Na Alemanha, são publicados diariamente 356 jornais, num total de 22,6 milhões de exemplares, além de 24 jornais semanais que somam dois milhões de exemplares e mais oito títulos dominicais que tiram 4,3 milhões de exemplares. A Alemanha tem 82 milhões de habitantes e as pesquisas[xii] sobre leitura de jornais indicam que 80% da população acima dos anos têm o hábito da leitura de pelo menos um jornal. É interessante notar, porém, que o elevado índice de circulação de um jornal tachado de sensacionalista, como o Bild, ocorra num país com elevado nível educacional, berço de importantes pensadores e cientistas. Isso confirma a demanda por diversidade de informações, mesmo aquelas contaminadas pela ficção, pelo boato, pela maledicência, pela provocação, como ocorrem com diversos periódicos populares, sensacionalistas. O recurso da figuração hiperbólica é comum nesses jornais, nos quais o exagero é justificado pela necessidade mercadológica ou pela visão popularesca do editor. A manipulação das informações é um fenômeno presente no exercício do jornalismo, em maior ou menor grau, em jornais considerados respeitáveis e críveis como em publicações assumidamente sensacionalistas[xiii], as quais apresentam forte apelo popular.

As revistas também apresentam circulação expressiva.

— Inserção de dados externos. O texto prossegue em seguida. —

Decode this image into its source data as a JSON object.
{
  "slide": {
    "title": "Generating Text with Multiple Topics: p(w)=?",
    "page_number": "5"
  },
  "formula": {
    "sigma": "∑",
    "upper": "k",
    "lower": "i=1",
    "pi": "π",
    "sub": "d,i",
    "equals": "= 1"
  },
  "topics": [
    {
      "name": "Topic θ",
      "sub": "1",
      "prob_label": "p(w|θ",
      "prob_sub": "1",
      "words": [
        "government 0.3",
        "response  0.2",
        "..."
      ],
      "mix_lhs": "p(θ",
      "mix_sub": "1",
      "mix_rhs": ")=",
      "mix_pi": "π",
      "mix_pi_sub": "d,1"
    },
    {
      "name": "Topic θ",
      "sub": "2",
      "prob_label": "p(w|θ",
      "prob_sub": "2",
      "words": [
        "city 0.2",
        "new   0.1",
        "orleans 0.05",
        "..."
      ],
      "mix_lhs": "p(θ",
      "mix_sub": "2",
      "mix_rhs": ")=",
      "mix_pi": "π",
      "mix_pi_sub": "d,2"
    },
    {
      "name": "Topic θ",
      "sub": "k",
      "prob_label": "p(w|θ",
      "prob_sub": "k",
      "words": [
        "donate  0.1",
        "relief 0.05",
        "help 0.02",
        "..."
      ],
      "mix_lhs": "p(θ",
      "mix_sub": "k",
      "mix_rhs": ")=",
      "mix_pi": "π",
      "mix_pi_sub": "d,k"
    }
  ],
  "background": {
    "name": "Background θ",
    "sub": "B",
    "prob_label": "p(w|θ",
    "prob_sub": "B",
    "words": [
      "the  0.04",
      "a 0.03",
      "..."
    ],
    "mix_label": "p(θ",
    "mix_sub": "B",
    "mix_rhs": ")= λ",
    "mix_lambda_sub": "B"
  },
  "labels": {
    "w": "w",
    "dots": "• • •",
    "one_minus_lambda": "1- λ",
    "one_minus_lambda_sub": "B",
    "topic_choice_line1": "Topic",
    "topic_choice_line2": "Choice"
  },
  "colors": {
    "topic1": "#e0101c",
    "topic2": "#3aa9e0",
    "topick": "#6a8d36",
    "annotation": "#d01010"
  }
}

E uma delas inspirou o projeto de uma revista brasileira, a Época, cujo projeto deriva da Focus, uma das influentes publicações alemãs. Ela registra uma circulação de 766 mil exemplares semanais, quase duas vezes mais que a circulação da revista Época, que reproduz o formato editorial de sua confrade, a Focus.

Mas a campeã de vendas na Alemanha é a Der Spiegel, de Hamburgo, cuja circulação média de de 1,1 milhão de exemplares/semana. Depois, há a Stern, que atinge 1,09 milhão de exemplares por semana. Em seguida, vem a Focus. No caso brasileiro[xiv], a Veja é a maior tiragem, com 1,1 milhão de exemplares semanais, para uma população de 180 milhões de habitantes, mais de duas vezes a população alemã.

Os alemães se encontram na terceira colocação mundial entre os povos que apresentam maior índice de leitura dos jornais. Só perdem para os japoneses, ingleses e norte-americanos.  Os franceses vêm em seguida.

Coréia - Outro país que se notabiliza pela elevada circulação de jornais é a Coréia do Sul. Os elevados investimentos em educação nas quatro últimas décadas contribuíram para ampliar o índice de consumo e leitura dos jornais. Deve-se salientar que os jornais do país enfrentam situações difíceis quanto aos conflitos com a Coréia do Norte, cuja simpatia de jornalistas da Coréia do Sul motivou ameaças e pressões diversas. A Coréia do Sul tem 47 milhões de habitantes e a renda per capita é de mais de oito mil dólares, o que a coloca num patamar quase três vezes mais rica que o Brasil nesse índice econômico.  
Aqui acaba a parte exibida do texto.